Leah Cameron, Amy Lord’s former cheerleading coach at Minnechaug Regional High School in Wilbraham, said, “She was this beautiful angel who came from a small town and went to the big city.’

Cameron described Lord, who graduated from the school in 2007, as a vibrant young woman who excelled as a dancer on a squad that won the Massachusetts Secondary School Administrators’ Association Regional Championship two years in a row.

Cherise Leclerc, a fellow cheerleader who now works as a television reporter in Springfield, said Lord was exceedingly bright and athletic.
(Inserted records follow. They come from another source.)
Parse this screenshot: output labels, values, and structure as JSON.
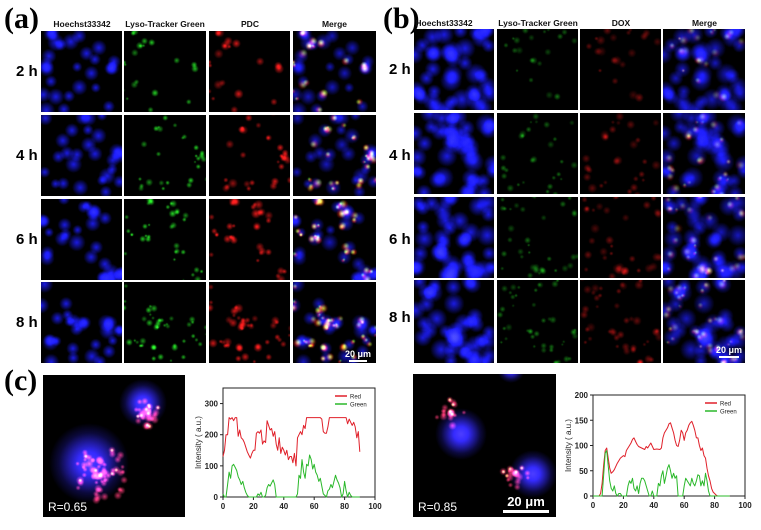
{
  "panel_a": {
    "label": "(a)",
    "columns": [
      "Hoechst33342",
      "Lyso-Tracker Green",
      "PDC",
      "Merge"
    ],
    "rows": [
      "2 h",
      "4 h",
      "6 h",
      "8 h"
    ],
    "scalebar": "20 μm"
  },
  "panel_b": {
    "label": "(b)",
    "columns": [
      "Hoechst33342",
      "Lyso-Tracker Green",
      "DOX",
      "Merge"
    ],
    "rows": [
      "2 h",
      "4 h",
      "6 h",
      "8 h"
    ],
    "scalebar": "20 μm"
  },
  "panel_c": {
    "label": "(c)",
    "left_image": {
      "r_value": "R=0.65"
    },
    "right_image": {
      "r_value": "R=0.85",
      "scalebar": "20 μm"
    }
  },
  "colors": {
    "blue": "#1a1aff",
    "green": "#22dd22",
    "red": "#ff2020",
    "red_line": "#e0202a",
    "green_line": "#2ab82a"
  },
  "chart_data": [
    {
      "type": "line",
      "title": "",
      "xlabel": "",
      "ylabel": "Intensity ( a.u.)",
      "xlim": [
        0,
        100
      ],
      "ylim": [
        0,
        350
      ],
      "xticks": [
        0,
        20,
        40,
        60,
        80,
        100
      ],
      "yticks": [
        0,
        100,
        200,
        300
      ],
      "legend_position": "top-right",
      "grid": false,
      "series": [
        {
          "name": "Red",
          "color": "#e0202a",
          "x": [
            0,
            1,
            2,
            3,
            4,
            5,
            6,
            7,
            8,
            9,
            10,
            11,
            12,
            13,
            14,
            15,
            16,
            17,
            18,
            19,
            20,
            21,
            22,
            23,
            24,
            25,
            26,
            27,
            28,
            29,
            30,
            31,
            32,
            33,
            34,
            35,
            36,
            37,
            38,
            39,
            40,
            41,
            42,
            43,
            44,
            45,
            46,
            47,
            48,
            49,
            50,
            51,
            52,
            53,
            54,
            55,
            56,
            57,
            58,
            59,
            60,
            61,
            62,
            63,
            64,
            65,
            66,
            67,
            68,
            69,
            70,
            71,
            72,
            73,
            74,
            75,
            76,
            77,
            78,
            79,
            80,
            81,
            82,
            83,
            84,
            85,
            86,
            87,
            88,
            89,
            90
          ],
          "y": [
            130,
            150,
            200,
            200,
            255,
            250,
            255,
            245,
            255,
            255,
            195,
            215,
            190,
            185,
            175,
            160,
            145,
            135,
            125,
            140,
            150,
            150,
            205,
            210,
            205,
            215,
            170,
            180,
            175,
            245,
            230,
            215,
            220,
            195,
            210,
            170,
            150,
            190,
            140,
            160,
            150,
            135,
            150,
            120,
            130,
            130,
            110,
            140,
            100,
            190,
            200,
            210,
            200,
            230,
            220,
            255,
            255,
            255,
            255,
            255,
            255,
            255,
            255,
            255,
            255,
            250,
            210,
            205,
            205,
            225,
            255,
            255,
            255,
            255,
            255,
            255,
            255,
            255,
            255,
            255,
            255,
            255,
            235,
            250,
            240,
            230,
            240,
            225,
            190,
            210,
            145
          ]
        },
        {
          "name": "Green",
          "color": "#2ab82a",
          "x": [
            0,
            1,
            2,
            3,
            4,
            5,
            6,
            7,
            8,
            9,
            10,
            11,
            12,
            13,
            14,
            15,
            16,
            17,
            18,
            19,
            20,
            21,
            22,
            23,
            24,
            25,
            26,
            27,
            28,
            29,
            30,
            31,
            32,
            33,
            34,
            35,
            36,
            37,
            38,
            39,
            40,
            41,
            42,
            43,
            44,
            45,
            46,
            47,
            48,
            49,
            50,
            51,
            52,
            53,
            54,
            55,
            56,
            57,
            58,
            59,
            60,
            61,
            62,
            63,
            64,
            65,
            66,
            67,
            68,
            69,
            70,
            71,
            72,
            73,
            74,
            75,
            76,
            77,
            78,
            79,
            80,
            81,
            82,
            83,
            84,
            85,
            86,
            87,
            88,
            89,
            90
          ],
          "y": [
            10,
            0,
            0,
            40,
            80,
            60,
            100,
            105,
            95,
            85,
            65,
            55,
            40,
            50,
            30,
            15,
            5,
            0,
            0,
            0,
            0,
            0,
            0,
            10,
            5,
            15,
            0,
            0,
            5,
            30,
            40,
            35,
            45,
            55,
            40,
            0,
            0,
            0,
            0,
            0,
            0,
            0,
            0,
            0,
            0,
            0,
            0,
            0,
            0,
            10,
            70,
            60,
            120,
            80,
            60,
            105,
            100,
            135,
            120,
            90,
            105,
            80,
            70,
            50,
            60,
            35,
            10,
            5,
            0,
            20,
            25,
            40,
            30,
            50,
            70,
            55,
            45,
            30,
            0,
            10,
            50,
            20,
            0,
            15,
            5,
            0,
            0,
            0,
            0,
            0,
            0
          ]
        }
      ]
    },
    {
      "type": "line",
      "title": "",
      "xlabel": "",
      "ylabel": "Intensity ( a.u.)",
      "xlim": [
        0,
        100
      ],
      "ylim": [
        0,
        200
      ],
      "xticks": [
        0,
        20,
        40,
        60,
        80,
        100
      ],
      "yticks": [
        0,
        50,
        100,
        150,
        200
      ],
      "legend_position": "top-right",
      "grid": false,
      "series": [
        {
          "name": "Red",
          "color": "#e0202a",
          "x": [
            0,
            2,
            4,
            5,
            6,
            7,
            8,
            9,
            10,
            11,
            12,
            13,
            14,
            16,
            18,
            20,
            21,
            22,
            24,
            25,
            26,
            27,
            28,
            29,
            30,
            32,
            34,
            35,
            36,
            37,
            38,
            40,
            42,
            44,
            45,
            46,
            47,
            48,
            49,
            50,
            51,
            52,
            53,
            54,
            55,
            56,
            57,
            58,
            59,
            60,
            61,
            62,
            63,
            64,
            65,
            66,
            67,
            68,
            69,
            70,
            71,
            72,
            73,
            74,
            75,
            76,
            77,
            78,
            79,
            80,
            81,
            82,
            84,
            86,
            90
          ],
          "y": [
            0,
            0,
            0,
            5,
            25,
            60,
            90,
            95,
            75,
            55,
            45,
            48,
            52,
            65,
            75,
            80,
            78,
            90,
            100,
            105,
            112,
            115,
            108,
            102,
            98,
            95,
            92,
            98,
            95,
            100,
            105,
            92,
            93,
            92,
            95,
            115,
            125,
            130,
            135,
            143,
            145,
            135,
            125,
            110,
            100,
            98,
            110,
            130,
            125,
            110,
            125,
            130,
            140,
            145,
            148,
            140,
            130,
            115,
            115,
            100,
            90,
            95,
            80,
            75,
            55,
            40,
            30,
            15,
            8,
            5,
            2,
            0,
            0,
            0,
            0
          ]
        },
        {
          "name": "Green",
          "color": "#2ab82a",
          "x": [
            0,
            2,
            4,
            5,
            6,
            7,
            8,
            9,
            10,
            11,
            12,
            13,
            14,
            15,
            16,
            17,
            18,
            19,
            20,
            21,
            22,
            23,
            24,
            25,
            26,
            27,
            28,
            29,
            30,
            31,
            32,
            33,
            34,
            35,
            36,
            37,
            38,
            39,
            40,
            41,
            42,
            43,
            44,
            45,
            46,
            47,
            48,
            49,
            50,
            51,
            52,
            53,
            54,
            55,
            56,
            57,
            58,
            59,
            60,
            61,
            62,
            63,
            64,
            65,
            66,
            67,
            68,
            69,
            70,
            71,
            72,
            73,
            74,
            75,
            76,
            77,
            78,
            80,
            84,
            90
          ],
          "y": [
            0,
            0,
            0,
            0,
            0,
            40,
            85,
            90,
            60,
            30,
            15,
            10,
            20,
            5,
            0,
            5,
            5,
            0,
            0,
            0,
            0,
            20,
            30,
            25,
            35,
            15,
            10,
            20,
            5,
            25,
            35,
            35,
            30,
            20,
            10,
            0,
            0,
            10,
            0,
            0,
            0,
            25,
            20,
            40,
            50,
            25,
            40,
            55,
            62,
            50,
            35,
            45,
            35,
            40,
            0,
            0,
            0,
            0,
            20,
            35,
            30,
            25,
            20,
            35,
            25,
            20,
            30,
            42,
            40,
            20,
            30,
            20,
            45,
            30,
            10,
            0,
            0,
            0,
            0,
            0
          ]
        }
      ]
    }
  ]
}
Lord worked as a digital media analyst, but her dream, Leclerc said, was to be a wedding planner.

“She always told me in high school she wanted to be a wedding planner,’’ Leclerc said. “She loved weddings, loved families and loved the idea of getting married.’’

The company where Lord worked, Genuine Interactive, released a statement saying that her death was “both tragic and shocking.’’

“We are taking time to focus on the well-being of Amy’s family and friends, while trying to come to grips with the loss of such a vibrant, caring, and special young person,’’ the company said, describing Lord as someone with “an infectious positive personality’’ and “an ever-present smile and caring nature.’’

“We are extremely saddened by her passing,’’ the statement said.

“The Bentley community grieves along with so many who knew and loved this ambitious, energetic and talented young woman,’’ Bentley University said in a statement.

The university said Lord graduated in 2011 with a bachelor’s degree. The university said she was involved in numerous activities and was active in intramural soccer.

At least five young women got out of a car today in front of Lord’s apartment building and met about three women who had walked from around the corner. The women, most of them wiping tears from their eyes, consoled each other with hugs and pats on the back as they stood in front of the entrance to her apartment. They declined to comment and walked away.

Earlier today, more than 30 Boston police cruisers lined Enneking Parkway, in addition to another dozen or so unmarked vehicles.

Dozens of officers filed in and out of the wooded area. Some unloaded rakes and shovels from a Public Works Department truck.